Anlatmışımdır…
Çocukluk arkadaşımı, Yılmaz’ı…
Beraber okula gitmiştik onunla. Ben Türk O Ermeni’ydi…
Yoktu aramızda fark, arkadaştık, arkadaş!
Ta ki…
“Aklımız başımıza gelene kadar”
Daha doğrusu ikimizde aklımızı yitirene kadar!!!
Delikanlı olmuş, kimi şeylerin farkına varmıştık…
Yine…
Doğrusu telkin ile farkına vardırılmıştık!

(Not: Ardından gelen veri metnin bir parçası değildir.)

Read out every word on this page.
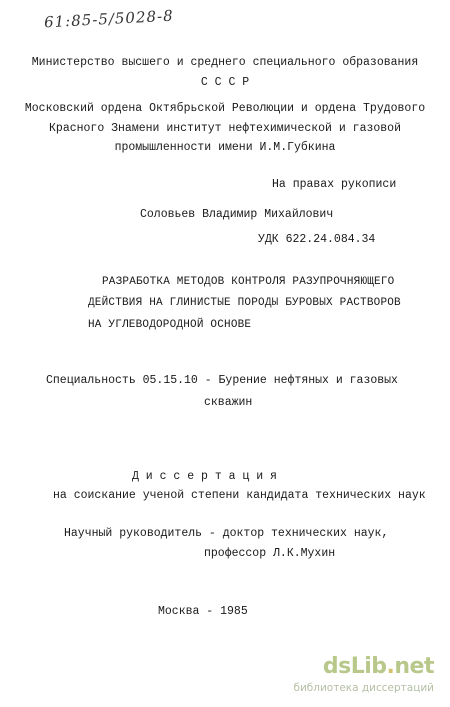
61:85-5/5028-8
Министерство высшего и среднего специального образования
С С С Р
Московский ордена Октябрьской Революции и ордена Трудового
Красного Знамени институт нефтехимической и газовой
промышленности имени И.М.Губкина
На правах рукописи
Соловьев Владимир Михайлович
УДК 622.24.084.34
РАЗРАБОТКА МЕТОДОВ КОНТРОЛЯ РАЗУПРОЧНЯЮЩЕГО
ДЕЙСТВИЯ НА ГЛИНИСТЫЕ ПОРОДЫ БУРОВЫХ РАСТВОРОВ
НА УГЛЕВОДОРОДНОЙ ОСНОВЕ
Специальность 05.15.10 - Бурение нефтяных и газовых
скважин
Д и с с е р т а ц и я
на соискание ученой степени кандидата технических наук
Научный руководитель - доктор технических наук,
профессор Л.К.Мухин
Москва - 1985
dsLib.net
библиотека диссертаций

Birden O oldu Hristiyan, bir Ermeni…
Ben, Türk, bir Müslüman…
Sıkı bir ASALA sempatizanı ve partizanı oluvermişti…
Ben…
Bir Atatürkçü, bende solcuydum, ne Marksist – Leninist ne Maocu…
Sadece solcu, hoşuma gidiyordu eşitlik fikri, hala öyleyim, özünde, te köklerinde Atatürkçü…
Ulusalcı…
Kökü – kökeni, inancı ne olursa olsun…
Ben Türk’üm, Atatürkçüyüm diyen, ben bu vatanın evladıyım diyen benim kardeşim, benim yurttaşım!
Türkiyeli değil kardeşim…
Al bayrağı benimseyen, istiklal marşımızın ezgileri kulağında çınlayan…
BIRLIKTE bir geleceği görebilen, arzulayan…
BIRLIKTE acısıyla tatlısıyla her türlü sorunun üstesinden gelebileceğimize inanan…
INSAN, en güzeli insan evladı olan, görmüş – geçirmiş insan.
Karin…
Bir Ermeni kızı…
Nasıl unuturum onu?
Gönül…
Türk, Kürt, Ermeni, Hristiyan, Müslüman, Yahudi dinler mi?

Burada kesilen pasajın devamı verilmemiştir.